20世紀初頭、この地域の環境は大きく悪化し、ワシントン・スクエア周辺の地域はその治安の悪さからルイジアナ州のアンゴラ刑務所になぞらえて「リトル・アンゴラ」などと称されるに至った。しかし20世紀の後半になると状況は大幅に改善することとなる。1984年に開催されたニューオーリンズ国際河川博覧会の影響でフレンチ・クオーターの地代が急騰したことにより、多くのフレンチ・クオーターの住民がマリニーに移住したのであった。フレンチメン・ストリートは、市内でも有数のライヴ・ハウスやレストランが並ぶ通りに発展し、地元民のみならず、観光客も多く訪れるようになっている。

マリニーは、マルディグラの際、多くの人々が仮装をして歩く華やかさでも知られている。

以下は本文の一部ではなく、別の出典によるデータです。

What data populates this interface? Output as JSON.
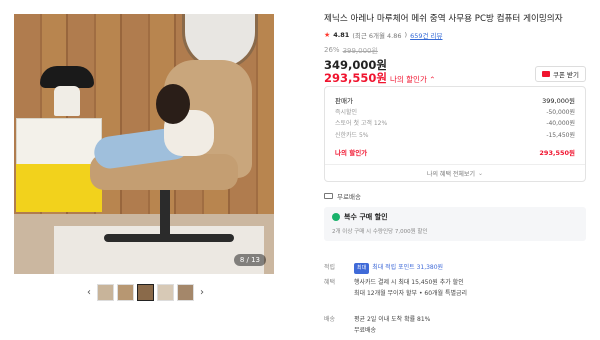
{
  "gallery": {
    "counter": "8 / 13",
    "prev_icon": "chevron-left-icon",
    "next_icon": "chevron-right-icon",
    "prev_glyph": "‹",
    "next_glyph": "›"
  },
  "product": {
    "title": "제닉스 아레나 마루체어 메쉬 중역 사무용 PC방 컴퓨터 게이밍의자",
    "star": "★",
    "rating": "4.81",
    "rating_detail": "(최근 6개월 4.86",
    "rating_detail_end": ")",
    "reviews": "659건 리뷰",
    "discount_pct": "26%",
    "original_price": "399,000원",
    "price": "349,000원",
    "sale_price": "293,550원",
    "sale_label": "나의 할인가 ⌃",
    "coupon_label": "쿠폰 받기"
  },
  "breakdown": {
    "rows": [
      {
        "label": "판매가",
        "amount": "399,000원"
      },
      {
        "label": "즉시할인",
        "amount": "-50,000원"
      },
      {
        "label": "스토어 첫 고객 12%",
        "amount": "-40,000원"
      },
      {
        "label": "신한카드 5%",
        "amount": "-15,450원"
      }
    ],
    "total_label": "나의 할인가",
    "total_amount": "293,550원",
    "more_label": "나의 혜택 전체보기",
    "more_glyph": "⌄"
  },
  "shipping": {
    "label": "무료배송"
  },
  "multi_buy": {
    "title": "복수 구매 할인",
    "desc": "2개 이상 구매 시 수량인당 7,000원 할인"
  },
  "meta": {
    "points_key": "적립",
    "points_badge": "최대",
    "points_text": "최대 적립 포인트 31,380원",
    "benefit_key": "혜택",
    "benefit_line1": "행사카드 결제 시 최대 15,450원 추가 할인",
    "benefit_line2": "최대 12개월 무이자 할부 • 60개월 특별금리",
    "delivery_key": "배송",
    "delivery_line1": "평균 2일 이내 도착 확률 81%",
    "delivery_line2": "무료배송"
  },
  "colors": {
    "sale": "#f0142f",
    "link": "#3369d6",
    "accent_green": "#19b26b"
  }
}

また、この地域には、ニューオーリンズ・センター・フォー・クリエイティブ・アーツ (New Orleans Center for Creative Arts)がある。

マリニー地域出身の有名人としては、ジャズ・ピアニストで作曲家のジェリー・ロール・モートン、歌手のリジー・マイルスがいる。

2005年8月29日ハリケーン・カトリーナは、ニューオーリンズの大部分に大きな被害をもたらしたが、マリニーの被害は他の地域より比較的軽かった。ランパート・ストリートより川側の地域はある程度の風害受けたが、海抜が高かったため浸水は免れた。より海抜の低いニュー・マリニーは浸水したものの、他の地域に比べその水位は低かった。19世紀の様式の高床式住宅の多くは、その床の高さゆえにより、被害の大きかったクレイボーン・アベニュー付近の住宅でさえも、ひどい浸水を免れている。ハリケーンの2ヶ月後、ワシントン・スクエアには台所、家庭用品の交換所が設置された。マリニー地区の再開は9月から10月にずれ込んだが、これは市の再開をZIPコード(郵便番号)単位で行うという当初の決定のためであった。マリニー地区は、被害の大きかった地域と同じZIPコードを共有しているのである。再開は遅れたものの、その後は急速に復興した。